Women in Shehba region established a new administrative system after their areas were liberated in 2016. Women who are organizing in the Women’s Council in Shehba are now present in all areas with their identity.
Administrative members of the Women’s Council in Shehba, Rife Ibrahim El-Ehmed and Hamide Temo, and council member Fatma El Mesri spoke to ANF about the time before and after the war in their land.
Rife Ibrahim El-Ahmed said: “Before the ISIS occupation our daughters were able to g oto school and study at university. ISIS changed all of our lives and turned it into misery. Women were imprisoned inside houses. We were afraid to get out of our houses. Only oppression was reigning in the region.

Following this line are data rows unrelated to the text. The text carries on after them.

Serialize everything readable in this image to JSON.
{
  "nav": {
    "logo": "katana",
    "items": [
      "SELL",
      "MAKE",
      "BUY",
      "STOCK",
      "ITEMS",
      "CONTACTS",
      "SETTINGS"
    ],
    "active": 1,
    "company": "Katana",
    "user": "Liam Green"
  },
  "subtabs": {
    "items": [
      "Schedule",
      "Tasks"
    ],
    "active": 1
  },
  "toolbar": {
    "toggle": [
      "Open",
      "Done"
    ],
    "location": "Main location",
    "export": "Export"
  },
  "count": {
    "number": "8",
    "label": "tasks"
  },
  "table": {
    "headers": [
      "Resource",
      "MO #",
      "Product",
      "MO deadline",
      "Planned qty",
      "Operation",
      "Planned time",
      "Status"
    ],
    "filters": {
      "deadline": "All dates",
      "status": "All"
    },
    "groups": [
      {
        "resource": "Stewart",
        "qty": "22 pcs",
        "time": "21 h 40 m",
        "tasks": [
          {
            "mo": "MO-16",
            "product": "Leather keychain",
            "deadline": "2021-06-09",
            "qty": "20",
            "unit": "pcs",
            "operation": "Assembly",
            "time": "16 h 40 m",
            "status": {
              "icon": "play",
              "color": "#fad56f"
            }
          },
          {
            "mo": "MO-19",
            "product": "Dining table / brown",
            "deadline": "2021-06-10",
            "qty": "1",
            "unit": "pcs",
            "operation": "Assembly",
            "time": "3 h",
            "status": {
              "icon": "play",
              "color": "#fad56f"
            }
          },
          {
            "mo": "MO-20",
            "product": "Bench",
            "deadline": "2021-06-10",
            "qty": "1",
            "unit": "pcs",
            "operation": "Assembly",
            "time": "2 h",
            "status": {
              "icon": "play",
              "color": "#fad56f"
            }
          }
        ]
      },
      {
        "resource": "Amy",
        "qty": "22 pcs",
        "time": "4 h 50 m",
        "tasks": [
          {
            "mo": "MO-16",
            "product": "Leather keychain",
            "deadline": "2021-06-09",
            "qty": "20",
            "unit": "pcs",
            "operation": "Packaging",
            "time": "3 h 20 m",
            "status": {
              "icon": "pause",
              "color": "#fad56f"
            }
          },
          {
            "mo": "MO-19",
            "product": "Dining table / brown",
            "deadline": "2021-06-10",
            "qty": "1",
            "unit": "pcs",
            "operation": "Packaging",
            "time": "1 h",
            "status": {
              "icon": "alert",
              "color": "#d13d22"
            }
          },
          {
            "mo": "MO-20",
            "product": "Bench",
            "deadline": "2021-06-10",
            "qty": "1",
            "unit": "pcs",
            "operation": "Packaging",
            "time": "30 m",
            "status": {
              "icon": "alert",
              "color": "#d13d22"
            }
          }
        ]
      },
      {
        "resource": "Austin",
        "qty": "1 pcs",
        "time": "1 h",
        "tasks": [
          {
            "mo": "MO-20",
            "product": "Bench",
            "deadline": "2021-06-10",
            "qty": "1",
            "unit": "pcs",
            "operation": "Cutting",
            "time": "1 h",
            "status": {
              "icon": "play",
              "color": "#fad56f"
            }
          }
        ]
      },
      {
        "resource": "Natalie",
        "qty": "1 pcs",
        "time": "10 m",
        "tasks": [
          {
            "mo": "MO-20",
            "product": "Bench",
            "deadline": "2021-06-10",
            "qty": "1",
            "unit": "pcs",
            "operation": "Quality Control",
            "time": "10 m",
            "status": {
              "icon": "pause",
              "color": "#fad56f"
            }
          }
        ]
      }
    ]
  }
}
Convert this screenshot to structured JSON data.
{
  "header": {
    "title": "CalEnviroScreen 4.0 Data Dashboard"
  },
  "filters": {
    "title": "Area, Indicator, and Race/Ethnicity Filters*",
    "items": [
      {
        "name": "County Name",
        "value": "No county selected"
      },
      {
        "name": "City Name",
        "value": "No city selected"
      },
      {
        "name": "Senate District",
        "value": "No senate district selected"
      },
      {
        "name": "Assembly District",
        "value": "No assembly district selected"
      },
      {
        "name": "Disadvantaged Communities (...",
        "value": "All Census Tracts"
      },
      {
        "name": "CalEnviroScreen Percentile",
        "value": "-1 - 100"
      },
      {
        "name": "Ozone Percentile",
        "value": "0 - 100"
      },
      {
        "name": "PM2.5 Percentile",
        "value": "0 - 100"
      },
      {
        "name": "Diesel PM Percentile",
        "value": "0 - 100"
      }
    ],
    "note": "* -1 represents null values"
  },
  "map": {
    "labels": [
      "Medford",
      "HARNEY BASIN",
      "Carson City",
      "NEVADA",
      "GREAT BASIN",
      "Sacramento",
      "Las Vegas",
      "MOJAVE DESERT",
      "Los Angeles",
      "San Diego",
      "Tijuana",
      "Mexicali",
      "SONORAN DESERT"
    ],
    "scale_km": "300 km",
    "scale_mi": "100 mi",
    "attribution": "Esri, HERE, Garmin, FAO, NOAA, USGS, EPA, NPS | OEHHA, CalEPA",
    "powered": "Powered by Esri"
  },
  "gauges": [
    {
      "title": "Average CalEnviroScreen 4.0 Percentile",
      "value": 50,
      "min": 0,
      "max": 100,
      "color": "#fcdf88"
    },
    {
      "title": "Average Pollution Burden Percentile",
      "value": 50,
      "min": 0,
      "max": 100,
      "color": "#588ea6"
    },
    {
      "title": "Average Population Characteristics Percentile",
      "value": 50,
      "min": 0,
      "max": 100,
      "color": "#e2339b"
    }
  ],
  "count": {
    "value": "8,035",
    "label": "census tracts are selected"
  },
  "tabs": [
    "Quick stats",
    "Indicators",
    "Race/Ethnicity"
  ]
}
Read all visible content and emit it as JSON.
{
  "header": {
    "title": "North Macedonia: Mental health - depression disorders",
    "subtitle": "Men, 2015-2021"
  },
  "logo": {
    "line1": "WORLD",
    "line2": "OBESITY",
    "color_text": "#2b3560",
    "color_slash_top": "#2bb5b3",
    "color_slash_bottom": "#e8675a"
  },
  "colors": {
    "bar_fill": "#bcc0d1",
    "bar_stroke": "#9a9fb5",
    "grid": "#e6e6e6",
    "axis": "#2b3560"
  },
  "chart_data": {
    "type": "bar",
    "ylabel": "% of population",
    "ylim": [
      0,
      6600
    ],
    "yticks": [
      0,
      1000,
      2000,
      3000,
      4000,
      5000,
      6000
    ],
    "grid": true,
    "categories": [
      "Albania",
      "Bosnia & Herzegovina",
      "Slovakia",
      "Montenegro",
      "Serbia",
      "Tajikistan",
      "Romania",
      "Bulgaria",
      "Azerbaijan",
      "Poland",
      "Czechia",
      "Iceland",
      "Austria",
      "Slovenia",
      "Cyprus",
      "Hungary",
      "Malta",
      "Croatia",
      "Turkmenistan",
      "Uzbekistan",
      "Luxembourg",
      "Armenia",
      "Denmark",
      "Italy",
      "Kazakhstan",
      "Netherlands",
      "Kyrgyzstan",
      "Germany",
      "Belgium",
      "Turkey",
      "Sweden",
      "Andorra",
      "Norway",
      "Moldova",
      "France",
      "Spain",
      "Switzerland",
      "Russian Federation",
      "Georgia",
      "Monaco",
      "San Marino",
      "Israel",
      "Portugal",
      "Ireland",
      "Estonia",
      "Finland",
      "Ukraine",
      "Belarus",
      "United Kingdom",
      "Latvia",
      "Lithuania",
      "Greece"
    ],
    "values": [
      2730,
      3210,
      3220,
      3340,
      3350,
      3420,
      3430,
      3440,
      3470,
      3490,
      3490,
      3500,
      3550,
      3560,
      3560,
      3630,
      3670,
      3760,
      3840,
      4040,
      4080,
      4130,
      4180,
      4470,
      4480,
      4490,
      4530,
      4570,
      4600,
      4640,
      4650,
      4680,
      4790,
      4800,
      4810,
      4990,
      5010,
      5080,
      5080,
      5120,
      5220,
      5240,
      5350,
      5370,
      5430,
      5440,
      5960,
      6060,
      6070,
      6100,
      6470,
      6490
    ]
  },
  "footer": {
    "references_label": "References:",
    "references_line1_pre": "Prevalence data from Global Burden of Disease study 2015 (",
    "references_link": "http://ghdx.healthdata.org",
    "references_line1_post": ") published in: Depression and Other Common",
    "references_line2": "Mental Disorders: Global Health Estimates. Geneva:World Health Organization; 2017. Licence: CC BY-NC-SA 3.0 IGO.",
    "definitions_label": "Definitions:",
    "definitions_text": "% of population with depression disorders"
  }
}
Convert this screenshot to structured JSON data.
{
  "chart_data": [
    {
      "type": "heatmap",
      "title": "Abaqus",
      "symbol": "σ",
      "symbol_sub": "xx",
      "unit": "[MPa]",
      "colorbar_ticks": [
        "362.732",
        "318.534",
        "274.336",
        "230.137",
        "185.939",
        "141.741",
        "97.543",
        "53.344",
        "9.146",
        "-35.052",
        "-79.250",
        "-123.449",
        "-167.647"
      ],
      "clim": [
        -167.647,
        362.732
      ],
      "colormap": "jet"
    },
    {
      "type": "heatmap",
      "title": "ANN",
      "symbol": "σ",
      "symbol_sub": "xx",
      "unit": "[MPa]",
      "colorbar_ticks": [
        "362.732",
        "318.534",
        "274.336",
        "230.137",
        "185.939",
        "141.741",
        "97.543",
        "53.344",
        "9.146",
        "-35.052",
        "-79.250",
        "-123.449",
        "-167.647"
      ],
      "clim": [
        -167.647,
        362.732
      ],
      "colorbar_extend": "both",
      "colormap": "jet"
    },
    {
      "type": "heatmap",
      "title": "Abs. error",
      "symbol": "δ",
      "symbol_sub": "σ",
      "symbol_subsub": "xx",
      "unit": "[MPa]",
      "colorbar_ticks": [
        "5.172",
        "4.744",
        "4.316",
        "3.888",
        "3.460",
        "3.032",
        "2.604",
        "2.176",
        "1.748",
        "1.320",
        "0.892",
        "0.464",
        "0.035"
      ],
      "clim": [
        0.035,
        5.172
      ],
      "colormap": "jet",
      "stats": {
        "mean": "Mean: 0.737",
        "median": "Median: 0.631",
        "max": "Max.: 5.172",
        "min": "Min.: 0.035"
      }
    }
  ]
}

After we were liberated from ISIS rule, I can say that we felt alive once again and gathered our strength. The women have started to take a part in all fields of life. Women have been leading assemblies, councils and institutions. Thanks to the revolution, we knew ourselves better, and we realized what freedom really meant.”
Fatma El Mesri: “Before the revolution, there was a massive pressure on women. With the rise of ISIS life turned into torture for women. I have a granddaughter, she is eight years old. ISIS even forced her to wear hijab and cover her face. Yet after the revolution, women were able to make progress, and started to be present in all areas of life.”
Hemîde Temo: “Before the revolution, women were mainly working in farmlands, and they were feeding animals. When ISIS attacked our village, we took our young men and women to Afrin. And we moved to the Herez district. I and my husband returned to our village after three months. ISIS was massively torturing people. Yet after the revolution, we witnessed a new system in which women are free and are no more subject to torture.
We the Arab women are workers, yet we were not organized. Previously we were busy only with housework and the children. Now we are experiencing the world outside, women are organizing themselves, educating the society and they are in constant dialogue with other women.”